The District Court for the Southern District of California certified a consumer class asserting violations of the Telephone Consumer Protection Act (“TCPA”) by defendant Bennett Law, PLLC. Plaintiff alleged that she received numerous automated debt collection calls on her cell phone from Bennett without her consent. The law firm failed to respond to her complaint, and the court entered a default. The court then proceeded to consider plaintiff’s motion for class certification. The court stated that the entry of default does not alter the requirement that it conduct a rigorous analysis of the Rule 23 requirements for class certification under Dukes.
Plaintiff’s proposed class consisted of all persons in the United States who received an automated call from Bennett on their cell phone and who had not previously provided consent. The court first observed that over fifty examples existed of certified class actions under the TCPA with similar class definitions. Despite the lack of discovery, the court determined that numerosity was satisfied and the potential class was sufficiently ascertainable under this definition. Plaintiff identified numerous online forums where a vast number of complaints had been lodged against Bennett for violations of TCPA, and she demonstrated a reasonable basis to believe that the class could be specifically determined via discoverable access to Bennett’s technology and data.

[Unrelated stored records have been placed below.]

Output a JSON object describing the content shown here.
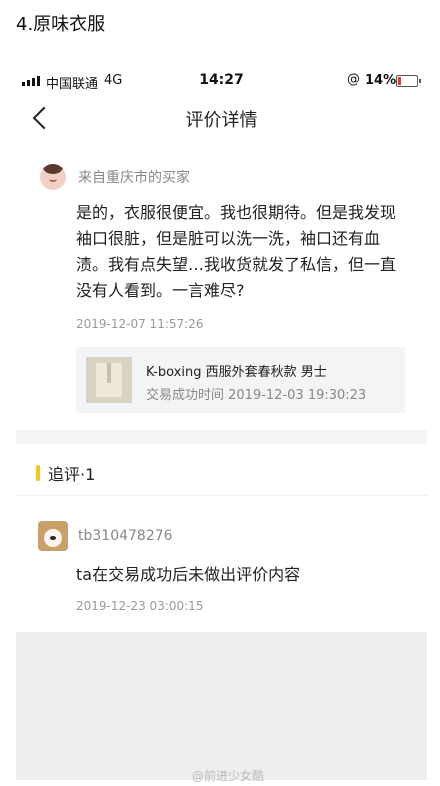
{
  "caption": "4.原味衣服",
  "status": {
    "carrier": "中国联通",
    "network": "4G",
    "time": "14:27",
    "lock_icon": "@",
    "battery_pct": "14%",
    "battery_level": 0.14,
    "battery_color": "#e53935"
  },
  "nav": {
    "title": "评价详情",
    "back_icon": "chevron-left-icon"
  },
  "review": {
    "buyer_label": "来自重庆市的买家",
    "text": "是的，衣服很便宜。我也很期待。但是我发现袖口很脏，但是脏可以洗一洗，袖口还有血渍。我有点失望…我收货就发了私信，但一直没有人看到。一言难尽?",
    "time": "2019-12-07 11:57:26"
  },
  "product": {
    "title": "K-boxing 西服外套春秋款 男士",
    "subtitle": "交易成功时间 2019-12-03 19:30:23"
  },
  "follow_up": {
    "heading": "追评·1",
    "accent": "#f5c518",
    "user_id": "tb310478276",
    "text": "ta在交易成功后未做出评价内容",
    "time": "2019-12-23 03:00:15"
  },
  "watermark": "@前进少女酷"
}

The court then proceeded to find that the remaining Rule 23(a) and (b)(3) elements were satisfied where the core issue was whether Bennett used an automatic telephone dialing system or prerecorded or artificial voice message to make unsolicited calls. With regard to the superiority element in particular, the court recognized that the TCPA does not provide for attorney fee shifting and the statutory damages are limited to $500 or $1,500 per call. Therefore, the court found that a class action was the most efficient vehicle to achieve recovery for the putative class.